SARANAC LAKE — Seventeen teams, 12 hours and six mountains.

Saturday marked the third Saranac Lake 6er Relay. It was a day of running, tribal dances and the occasional upchuck.

Each participant goes up one of six mountains. At the top is a hole punch, so you can prove you got to the top. Then they rush down and hand it off to the next runner. When everybody is finished, the whole team rushes back to Berkeley Green where they ring the 6er bell.

The Saranac Laker 6er includes mountains Baker, Haystack, McKenzie, St. Regis, Scarface and Ampersand. However, the relay replaces Ampersand with a different trail because it’s part of the High Peaks Wilderness Area, where races are not allowed. For this year’s relay, it was replaced with Jenkins Mountain in Paul Smiths.

Bethany and Mallory Garretson were on the winning team, the Warrior Team, with an end time of 1:27 p.m. That’s just under seven and a half hours. The two sisters are professionals when it comes to the 6er. They got second and third place in the 2013 Ultra 6er, which is one person hiking all six mountains in one day.

They said a lot of planning goes into a successful relay.

“You’ve got to assign the right runners to the right mountains and work out a good driving strategy beforehand,” Bethany said. “This year we started on Scarface because a lot of it is flat and that’s when you want to use your headlamp.”

Mallory said trying to win the 6er is both enjoyable and exhausting.

“It definitely feels good when you’re done,” she said. “The main thing is to not overthink it. Just put together a team you’re looking forward to hanging out with for the day.”

Cody Liguori and his team, the Cranberry Cowboys, didn’t place in the top three fastest. Instead, they got sixth, which they seemed to like better than first place because it goes along with the theme of the relay.

“Definitely some room for improvement, but we’re happy with our time,” Liguori said. “It’s a cool event. It’s all part of the Adirondack experience.”

Cody’s brother Bronson took McKenzie that day, tallest and one of the steepest in the relay.

“I tried to pace myself,” he said. “I sped walked up the really steep parts, and then just ran the rest of the way. You get to the top where there were about four inches of snow. It was pretty much winter conditions.”

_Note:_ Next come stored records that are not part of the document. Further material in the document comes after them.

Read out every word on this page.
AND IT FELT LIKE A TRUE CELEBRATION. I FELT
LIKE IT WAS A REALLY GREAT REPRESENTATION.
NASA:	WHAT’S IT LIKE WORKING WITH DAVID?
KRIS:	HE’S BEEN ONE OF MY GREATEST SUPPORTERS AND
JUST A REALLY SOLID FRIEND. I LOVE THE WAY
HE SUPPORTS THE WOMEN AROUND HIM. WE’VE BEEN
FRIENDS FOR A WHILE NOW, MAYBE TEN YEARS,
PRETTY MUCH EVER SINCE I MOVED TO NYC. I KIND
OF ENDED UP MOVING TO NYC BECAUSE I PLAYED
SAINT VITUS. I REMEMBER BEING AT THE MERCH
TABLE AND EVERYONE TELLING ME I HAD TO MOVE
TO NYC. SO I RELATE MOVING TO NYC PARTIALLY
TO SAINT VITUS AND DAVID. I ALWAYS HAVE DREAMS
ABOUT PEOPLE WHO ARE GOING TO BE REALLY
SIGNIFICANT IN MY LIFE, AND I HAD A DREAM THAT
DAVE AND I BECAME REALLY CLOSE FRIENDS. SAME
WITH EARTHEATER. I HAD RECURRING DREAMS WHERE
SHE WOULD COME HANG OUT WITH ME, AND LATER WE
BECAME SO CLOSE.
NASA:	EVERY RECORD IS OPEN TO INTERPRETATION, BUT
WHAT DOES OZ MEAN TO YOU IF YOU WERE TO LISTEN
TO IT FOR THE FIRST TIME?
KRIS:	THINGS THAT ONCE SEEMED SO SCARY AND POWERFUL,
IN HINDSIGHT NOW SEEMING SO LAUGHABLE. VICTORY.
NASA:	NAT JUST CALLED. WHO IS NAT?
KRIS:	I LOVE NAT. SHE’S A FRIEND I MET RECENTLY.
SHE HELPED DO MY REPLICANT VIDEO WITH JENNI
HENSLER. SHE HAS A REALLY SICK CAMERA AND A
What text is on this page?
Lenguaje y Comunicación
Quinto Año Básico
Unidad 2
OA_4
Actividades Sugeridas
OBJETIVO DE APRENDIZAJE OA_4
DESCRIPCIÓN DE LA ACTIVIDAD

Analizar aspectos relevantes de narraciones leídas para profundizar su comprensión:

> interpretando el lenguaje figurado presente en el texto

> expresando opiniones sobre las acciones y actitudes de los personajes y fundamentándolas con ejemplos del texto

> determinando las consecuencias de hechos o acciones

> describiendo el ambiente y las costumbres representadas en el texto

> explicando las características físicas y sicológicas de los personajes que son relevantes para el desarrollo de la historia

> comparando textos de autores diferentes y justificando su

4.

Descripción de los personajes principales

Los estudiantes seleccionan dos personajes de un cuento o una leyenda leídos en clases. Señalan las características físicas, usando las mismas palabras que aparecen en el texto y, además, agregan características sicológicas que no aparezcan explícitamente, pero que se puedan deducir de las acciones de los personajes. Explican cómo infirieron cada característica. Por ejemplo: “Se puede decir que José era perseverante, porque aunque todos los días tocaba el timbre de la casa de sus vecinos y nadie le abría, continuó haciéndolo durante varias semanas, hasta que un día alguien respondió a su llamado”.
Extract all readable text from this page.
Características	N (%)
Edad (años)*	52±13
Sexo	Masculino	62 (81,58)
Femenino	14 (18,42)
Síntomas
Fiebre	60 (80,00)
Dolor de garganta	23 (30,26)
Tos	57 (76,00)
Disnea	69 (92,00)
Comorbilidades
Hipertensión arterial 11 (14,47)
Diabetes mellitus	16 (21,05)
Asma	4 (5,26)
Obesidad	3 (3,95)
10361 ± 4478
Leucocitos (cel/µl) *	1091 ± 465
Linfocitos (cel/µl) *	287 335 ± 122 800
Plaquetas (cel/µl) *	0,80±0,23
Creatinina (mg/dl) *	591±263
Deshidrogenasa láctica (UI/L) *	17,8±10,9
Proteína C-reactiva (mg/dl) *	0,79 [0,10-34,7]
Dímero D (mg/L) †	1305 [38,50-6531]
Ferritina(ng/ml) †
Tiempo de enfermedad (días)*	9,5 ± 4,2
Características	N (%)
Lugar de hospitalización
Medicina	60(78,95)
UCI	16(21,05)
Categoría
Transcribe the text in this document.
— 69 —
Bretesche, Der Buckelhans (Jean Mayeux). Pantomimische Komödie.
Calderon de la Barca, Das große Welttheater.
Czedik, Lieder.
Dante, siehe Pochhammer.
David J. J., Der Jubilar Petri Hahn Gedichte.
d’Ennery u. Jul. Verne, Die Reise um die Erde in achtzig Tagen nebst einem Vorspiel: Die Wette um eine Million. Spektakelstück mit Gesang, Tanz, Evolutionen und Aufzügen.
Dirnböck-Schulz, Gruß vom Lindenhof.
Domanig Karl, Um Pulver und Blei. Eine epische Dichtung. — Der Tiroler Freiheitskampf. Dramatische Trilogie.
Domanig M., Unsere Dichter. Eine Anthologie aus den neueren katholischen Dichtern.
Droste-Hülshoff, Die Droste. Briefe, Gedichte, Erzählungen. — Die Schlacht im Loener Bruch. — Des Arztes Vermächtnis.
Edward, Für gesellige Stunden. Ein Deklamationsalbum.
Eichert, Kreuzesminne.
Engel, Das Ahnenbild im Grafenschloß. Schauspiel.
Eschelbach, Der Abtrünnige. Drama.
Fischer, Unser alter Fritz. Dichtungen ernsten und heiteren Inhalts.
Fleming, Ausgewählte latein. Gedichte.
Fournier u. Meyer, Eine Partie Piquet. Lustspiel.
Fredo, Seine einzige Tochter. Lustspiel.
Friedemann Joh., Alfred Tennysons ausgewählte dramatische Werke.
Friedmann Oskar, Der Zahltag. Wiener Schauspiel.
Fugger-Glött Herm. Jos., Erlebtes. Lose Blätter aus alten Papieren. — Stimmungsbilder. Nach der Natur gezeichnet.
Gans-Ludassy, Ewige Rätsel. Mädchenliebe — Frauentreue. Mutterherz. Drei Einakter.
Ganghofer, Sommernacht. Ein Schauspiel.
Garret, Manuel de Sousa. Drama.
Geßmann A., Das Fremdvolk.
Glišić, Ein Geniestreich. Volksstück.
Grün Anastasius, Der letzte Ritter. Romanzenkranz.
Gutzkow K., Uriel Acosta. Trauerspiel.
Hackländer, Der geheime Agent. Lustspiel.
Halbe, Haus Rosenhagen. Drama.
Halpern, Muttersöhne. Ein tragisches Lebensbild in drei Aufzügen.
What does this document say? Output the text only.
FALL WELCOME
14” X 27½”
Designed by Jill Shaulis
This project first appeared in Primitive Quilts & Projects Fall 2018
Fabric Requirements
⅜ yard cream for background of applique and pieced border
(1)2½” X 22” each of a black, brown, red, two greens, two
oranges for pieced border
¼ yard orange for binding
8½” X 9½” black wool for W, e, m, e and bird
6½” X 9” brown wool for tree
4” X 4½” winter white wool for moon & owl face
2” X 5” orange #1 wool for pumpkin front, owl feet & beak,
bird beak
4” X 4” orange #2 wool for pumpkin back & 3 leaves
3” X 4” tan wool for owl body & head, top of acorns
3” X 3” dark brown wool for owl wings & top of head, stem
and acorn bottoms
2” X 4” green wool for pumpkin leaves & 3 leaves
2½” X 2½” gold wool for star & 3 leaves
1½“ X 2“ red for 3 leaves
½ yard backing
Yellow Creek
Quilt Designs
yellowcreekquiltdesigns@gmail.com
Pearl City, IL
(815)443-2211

Saranac Lake Mayor Clyde Rabideau is the emcee of the event. He said in the few years the 6er Relay has been around, it’s grown into quite a popular event.

“One of the original thoughts was that it’s an event to help extend the shoulder season a little,” he said. “You’ve got plenty of people coming into town, staying at hotels and Airbnbs and spending money at local places. But aside from that, we’ve definitely created a 6er family here. Some folks are competitive and some aren’t. We had one group today wait (at Berkeley Green) for an hour and half after they finished just so they could cheer on another team.”

This was Justin Simcox’s first relay. He’s working on completing all 46 High Peaks. Normally he hikes, but on Saturday he ran. He went up St. Regis, a mountain he’s tackled before. He came down about an hour and forty-five minutes later, beard dripping with sweat, calf muscles tense and running sneakers caked in mud.

“Running is definitely a lot harder, and the wet leaves don’t help,” he said.

At one point along the trail, Simcox experienced what is colloquially known as boot and rally. That’s when you puke and get a second wind of energy.

“Unlike in college, no alcohol was involved, just a breakfast sandwich,” he said.

Because it’s a race, most people don’t stop at the top of each mountain and take in the Adirondack vista for a while. You gotta get down and hand off that ticket to the next runner.

“I didn’t really look, but I gotta say, the sight of that Tide Pod bucket with the hole punch in it was just as good as the scenic view,” Simcox said.